Having this prepared we can create terraform resource for the task definition:
resource "aws_ecs_task_definition" "task_definition" {
family = "worker"
container_definitions = data.template_file.task_definition_template.rendered
}
The family
parameter is required and it represents the unique name of our task definition.
The last thing that will bind the cluster with the task is a ECS service. The service will guarantee that we always have some number of tasks running all the time:
resource "aws_ecs_service" "worker" {
name = "worker"
cluster = aws_ecs_cluster.ecs_cluster.id
task_definition = aws_ecs_task_definition.task_definition.arn
desired_count = 2
}
This ends the terraform description of an architecture.
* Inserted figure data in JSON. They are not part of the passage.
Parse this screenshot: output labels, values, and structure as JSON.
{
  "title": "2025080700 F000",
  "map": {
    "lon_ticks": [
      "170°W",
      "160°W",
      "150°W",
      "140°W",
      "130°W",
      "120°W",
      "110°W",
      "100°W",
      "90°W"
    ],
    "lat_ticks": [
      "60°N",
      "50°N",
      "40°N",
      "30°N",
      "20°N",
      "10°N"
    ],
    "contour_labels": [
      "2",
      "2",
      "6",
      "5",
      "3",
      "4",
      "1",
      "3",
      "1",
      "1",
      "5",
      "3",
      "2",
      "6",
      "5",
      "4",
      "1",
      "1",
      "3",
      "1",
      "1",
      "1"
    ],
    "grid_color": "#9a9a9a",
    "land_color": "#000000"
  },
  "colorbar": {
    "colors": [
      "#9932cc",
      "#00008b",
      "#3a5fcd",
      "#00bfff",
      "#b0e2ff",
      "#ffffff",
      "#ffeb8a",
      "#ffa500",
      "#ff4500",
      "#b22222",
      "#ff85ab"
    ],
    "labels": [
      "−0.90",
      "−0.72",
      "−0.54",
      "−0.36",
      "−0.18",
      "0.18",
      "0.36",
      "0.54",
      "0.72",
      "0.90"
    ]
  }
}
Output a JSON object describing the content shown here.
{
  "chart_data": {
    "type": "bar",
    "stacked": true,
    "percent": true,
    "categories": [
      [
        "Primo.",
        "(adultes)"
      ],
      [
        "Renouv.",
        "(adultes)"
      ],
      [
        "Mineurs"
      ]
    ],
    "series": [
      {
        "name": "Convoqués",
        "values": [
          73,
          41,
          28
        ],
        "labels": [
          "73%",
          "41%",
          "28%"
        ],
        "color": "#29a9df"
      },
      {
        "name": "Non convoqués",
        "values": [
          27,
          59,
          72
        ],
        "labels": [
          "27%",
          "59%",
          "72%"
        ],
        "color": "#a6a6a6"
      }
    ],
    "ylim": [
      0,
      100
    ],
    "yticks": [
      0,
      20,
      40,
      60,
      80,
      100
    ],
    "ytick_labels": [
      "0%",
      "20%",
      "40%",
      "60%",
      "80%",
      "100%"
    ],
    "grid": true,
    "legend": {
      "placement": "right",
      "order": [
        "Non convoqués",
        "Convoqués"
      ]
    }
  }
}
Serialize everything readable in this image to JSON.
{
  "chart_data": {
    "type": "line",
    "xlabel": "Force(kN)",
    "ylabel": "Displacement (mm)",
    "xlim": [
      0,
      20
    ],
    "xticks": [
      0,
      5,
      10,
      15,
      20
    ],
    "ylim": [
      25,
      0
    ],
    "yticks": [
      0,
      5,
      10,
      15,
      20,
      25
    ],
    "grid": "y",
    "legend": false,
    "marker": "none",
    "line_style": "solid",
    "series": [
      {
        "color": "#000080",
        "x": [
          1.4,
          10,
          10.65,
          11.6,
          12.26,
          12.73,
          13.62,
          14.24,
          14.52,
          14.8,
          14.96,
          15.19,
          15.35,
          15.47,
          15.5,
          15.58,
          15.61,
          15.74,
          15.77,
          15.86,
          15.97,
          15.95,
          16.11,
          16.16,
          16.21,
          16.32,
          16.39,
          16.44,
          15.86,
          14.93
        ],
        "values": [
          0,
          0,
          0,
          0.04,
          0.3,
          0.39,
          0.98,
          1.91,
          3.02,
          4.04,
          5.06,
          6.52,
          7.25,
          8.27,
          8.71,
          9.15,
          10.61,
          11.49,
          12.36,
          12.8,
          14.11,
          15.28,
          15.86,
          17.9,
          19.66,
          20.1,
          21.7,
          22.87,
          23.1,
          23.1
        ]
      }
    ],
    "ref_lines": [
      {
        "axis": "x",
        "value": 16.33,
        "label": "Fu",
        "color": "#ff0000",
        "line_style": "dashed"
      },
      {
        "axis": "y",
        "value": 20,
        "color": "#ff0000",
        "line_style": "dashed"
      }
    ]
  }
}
There’s just one more thing left to code. We need to output the provisioned components in order to use them in worker application.
We need to know URLs for:
- ECR repository
- MySQL host
Terraform provides output block for that. We can print to the console any parameter of any provisioned component.
output "mysql_endpoint" {
value = aws_db_instance.mysql.endpoint
}
output "ecr_repository_worker_endpoint" {
value = aws_ecr_repository.worker.repository_url
}
Applying the changes
First we need to initialize a working directory that contains Terraform files by typing terraform init
. This command will install needed plugins and provide a code validation.
Follow up with terraform plan
.
Finding that you’re receiving an error?

You need to manually create theS3bucket through the aws console, making sure to edit terraform.tf
with the correct bucket name.
If everything is fine we can run terraform apply
to finally provision the desired infastructure.